I've read through the documentation and it's the middle steps I'm confused about. With my new PCollection the plan is to use a Comparator DoFn to look at the max last update date and returning the given row. I'm unsure if I should be using a filter transform or if I should be doing a Group by key and then using a filter?

我已经阅读了文档,这是我困惑的中间步骤。使用我的新PCollection,计划是使用Comparator DoFn查看最后的最后更新日期并返回给定的行。我不确定我是否应该使用过滤器转换,或者我是否应该按键进行分组,然后使用过滤器?

All PCollection<TableRow>s will contain the same values: IE: string, integer and timestamp. When it comes to key value pairs, most of the documentation on cloud dataflow includes just simple strings. Is it possible to have a key value pair that is the entire row of the PCollection<TableRow>?

所有PCollection 都将包含相同的值:IE:字符串,整数和时间戳。对于键值对,云数据流的大多数文档都包含简单的字符串。
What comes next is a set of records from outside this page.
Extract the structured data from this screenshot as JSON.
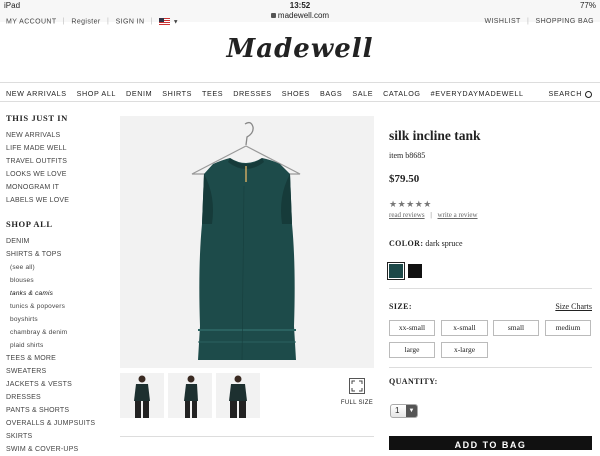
{
  "status": {
    "device": "iPad",
    "time": "13:52",
    "battery": "77%"
  },
  "url": "madewell.com",
  "topbar": {
    "my_account": "MY ACCOUNT",
    "register": "Register",
    "sign_in": "SIGN IN",
    "wishlist": "WISHLIST",
    "shopping_bag": "SHOPPING BAG"
  },
  "logo": "Madewell",
  "nav": {
    "items": [
      "NEW ARRIVALS",
      "SHOP ALL",
      "DENIM",
      "SHIRTS",
      "TEES",
      "DRESSES",
      "SHOES",
      "BAGS",
      "SALE",
      "CATALOG",
      "#EVERYDAYMADEWELL"
    ],
    "search": "SEARCH"
  },
  "sidebar": {
    "just_in_title": "THIS JUST IN",
    "just_in": [
      "NEW ARRIVALS",
      "LIFE MADE WELL",
      "TRAVEL OUTFITS",
      "LOOKS WE LOVE",
      "MONOGRAM IT",
      "LABELS WE LOVE"
    ],
    "shop_all_title": "SHOP ALL",
    "shop_all": [
      "DENIM",
      "SHIRTS & TOPS"
    ],
    "sub": [
      "(see all)",
      "blouses",
      "tanks & camis",
      "tunics & popovers",
      "boyshirts",
      "chambray & denim",
      "plaid shirts"
    ],
    "more": [
      "TEES & MORE",
      "SWEATERS",
      "JACKETS & VESTS",
      "DRESSES",
      "PANTS & SHORTS",
      "OVERALLS & JUMPSUITS",
      "SKIRTS",
      "SWIM & COVER-UPS"
    ]
  },
  "product": {
    "name": "silk incline tank",
    "item": "item b8685",
    "price": "$79.50",
    "rating": "★★★★★",
    "read_reviews": "read reviews",
    "write_review": "write a review",
    "color_label": "COLOR:",
    "color_value": "dark spruce",
    "swatch_colors": [
      "#1c4848",
      "#111111"
    ],
    "size_label": "SIZE:",
    "size_charts": "Size Charts",
    "sizes": [
      "xx-small",
      "x-small",
      "small",
      "medium",
      "large",
      "x-large"
    ],
    "quantity_label": "QUANTITY:",
    "quantity": "1",
    "add_to_bag": "ADD TO BAG",
    "full_size": "FULL SIZE"
  }
}
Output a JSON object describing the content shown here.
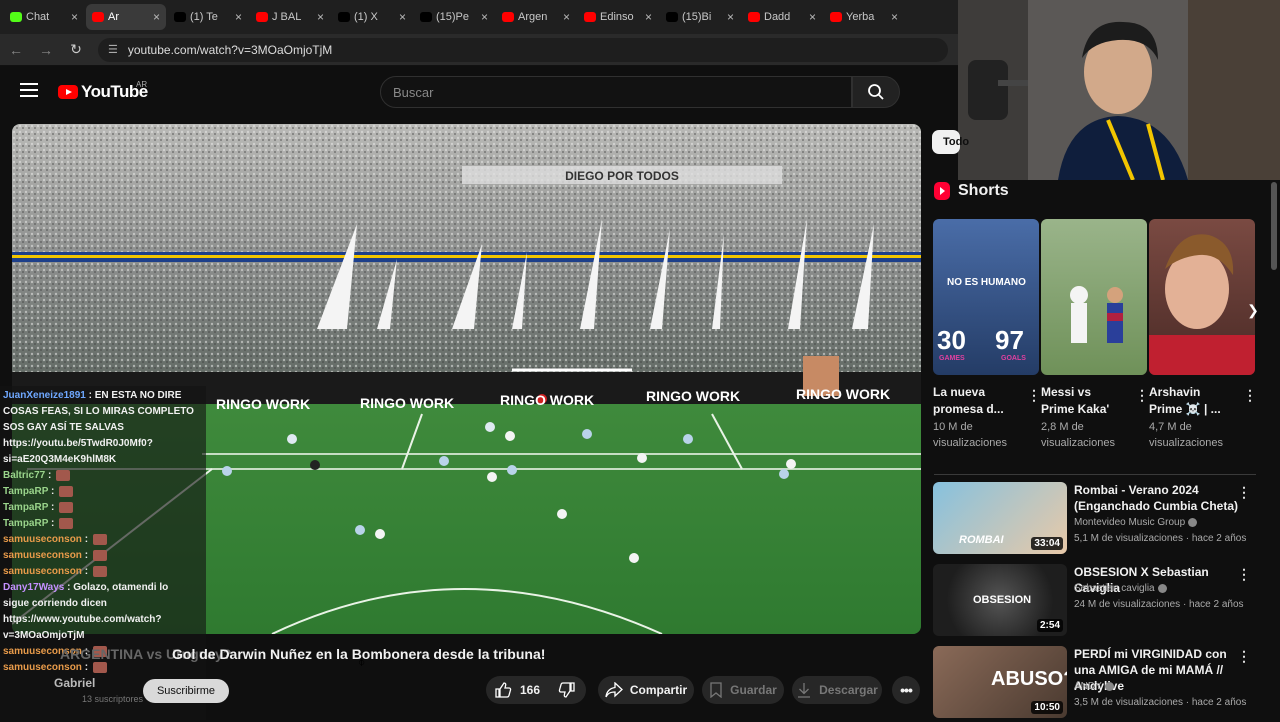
{
  "browser": {
    "tabs": [
      {
        "label": "Chat",
        "icon": "kick-icon",
        "color": "#53fc18",
        "active": false
      },
      {
        "label": "Ar",
        "icon": "youtube-icon",
        "color": "#ff0000",
        "active": true
      },
      {
        "label": "(1) Te",
        "icon": "x-icon",
        "color": "#000000",
        "active": false
      },
      {
        "label": "J BAL",
        "icon": "youtube-icon",
        "color": "#ff0000",
        "active": false
      },
      {
        "label": "(1) X",
        "icon": "x-icon",
        "color": "#000000",
        "active": false
      },
      {
        "label": "(15)Pe",
        "icon": "tiktok-icon",
        "color": "#000000",
        "active": false
      },
      {
        "label": "Argen",
        "icon": "youtube-icon",
        "color": "#ff0000",
        "active": false
      },
      {
        "label": "Edinso",
        "icon": "youtube-icon",
        "color": "#ff0000",
        "active": false
      },
      {
        "label": "(15)Bi",
        "icon": "tiktok-icon",
        "color": "#000000",
        "active": false
      },
      {
        "label": "Dadd",
        "icon": "youtube-icon",
        "color": "#ff0000",
        "active": false
      },
      {
        "label": "Yerba",
        "icon": "youtube-icon",
        "color": "#ff0000",
        "active": false
      }
    ],
    "url": "youtube.com/watch?v=3MOaOmjoTjM"
  },
  "header": {
    "logo_text": "YouTube",
    "region": "AR",
    "search_placeholder": "Buscar"
  },
  "video": {
    "overlay_banners": [
      "RINGO WORK",
      "RINGO WORK",
      "RINGO WORK",
      "RINGO WORK",
      "RINGO WORK"
    ],
    "stand_banner": "DIEGO POR TODOS"
  },
  "chat": {
    "messages": [
      {
        "user": "JuanXeneize1891",
        "text": "EN ESTA NO DIRE",
        "style": "blue"
      },
      {
        "user": "",
        "text": "COSAS FEAS, SI LO MIRAS COMPLETO",
        "style": ""
      },
      {
        "user": "",
        "text": "SOS GAY ASÍ TE SALVAS",
        "style": ""
      },
      {
        "user": "",
        "text": "https://youtu.be/5TwdR0J0Mf0?",
        "style": ""
      },
      {
        "user": "",
        "text": "si=aE20Q3M4eK9hlM8K",
        "style": ""
      },
      {
        "user": "Baltric77",
        "text": "",
        "style": "green"
      },
      {
        "user": "TampaRP",
        "text": "",
        "style": "green"
      },
      {
        "user": "TampaRP",
        "text": "",
        "style": "green"
      },
      {
        "user": "TampaRP",
        "text": "",
        "style": "green"
      },
      {
        "user": "samuuseconson",
        "text": "",
        "style": "orange"
      },
      {
        "user": "samuuseconson",
        "text": "",
        "style": "orange"
      },
      {
        "user": "samuuseconson",
        "text": "",
        "style": "orange"
      },
      {
        "user": "Dany17Ways",
        "text": "Golazo, otamendi lo",
        "style": "purple"
      },
      {
        "user": "",
        "text": "sigue corriendo dicen",
        "style": ""
      },
      {
        "user": "",
        "text": "https://www.youtube.com/watch?",
        "style": ""
      },
      {
        "user": "",
        "text": "v=3MOaOmjoTjM",
        "style": ""
      },
      {
        "user": "samuuseconson",
        "text": "",
        "style": "orange"
      },
      {
        "user": "samuuseconson",
        "text": "",
        "style": "orange"
      }
    ]
  },
  "watch": {
    "title_faded": "ARGENTINA vs Uruguay?",
    "title": "Gol de Darwin Nuñez en la Bombonera desde la tribuna!",
    "channel_name": "Gabriel",
    "subscribers": "13 suscriptores",
    "subscribe_label": "Suscribirme",
    "likes": "166",
    "share_label": "Compartir",
    "save_label": "Guardar",
    "download_label": "Descargar"
  },
  "sidebar": {
    "chip_label": "Todo",
    "shorts_title": "Shorts",
    "shorts": [
      {
        "title": "La nueva promesa d...",
        "views": "10 M de visualizaciones",
        "overlay_top": "NO ES HUMANO",
        "stat_left": "30",
        "stat_left_label": "GAMES",
        "stat_right": "97",
        "stat_right_label": "GOALS",
        "bg": "#3a5a8c"
      },
      {
        "title": "Messi vs Prime Kaka'",
        "views": "2,8 M de visualizaciones",
        "bg": "#8fa878"
      },
      {
        "title": "Arshavin Prime ☠️ | ...",
        "views": "4,7 M de visualizaciones",
        "bg": "#6b3a36"
      }
    ],
    "videos": [
      {
        "title": "Rombai - Verano 2024 (Enganchado Cumbia Cheta)",
        "channel": "Montevideo Music Group",
        "meta": "5,1 M de visualizaciones · hace 2 años",
        "duration": "33:04",
        "thumb_text": "ROMBAI",
        "bg": "#3d7fa6"
      },
      {
        "title": "OBSESION X Sebastian Caviglia",
        "channel": "Sebastian caviglia",
        "meta": "24 M de visualizaciones · hace 2 años",
        "duration": "2:54",
        "thumb_text": "OBSESION",
        "bg": "#202020"
      },
      {
        "title": "PERDÍ mi VIRGINIDAD con una AMIGA de mi MAMÁ // Andylive",
        "channel": "ANDY",
        "meta": "3,5 M de visualizaciones · hace 2 años",
        "duration": "10:50",
        "thumb_text": "ABUSO?",
        "bg": "#6b4a3a"
      }
    ]
  }
}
是否可以拥有一个键值对,它是PCollection 的整行?

The rows would look similar to:

行看起来类似于:

customerID, customerName, lastUpdateDate
0001, customerOne, 2016-06-01 00:00:00
0001, customerOne, 2016-06-11 00:00:00

In the example above, I would want to filter the PCollection to just return the second row to a PCollection that would be written to BigQuery. Also, is it possible to apply these Pardo's on the third PCollection without creating a fourth?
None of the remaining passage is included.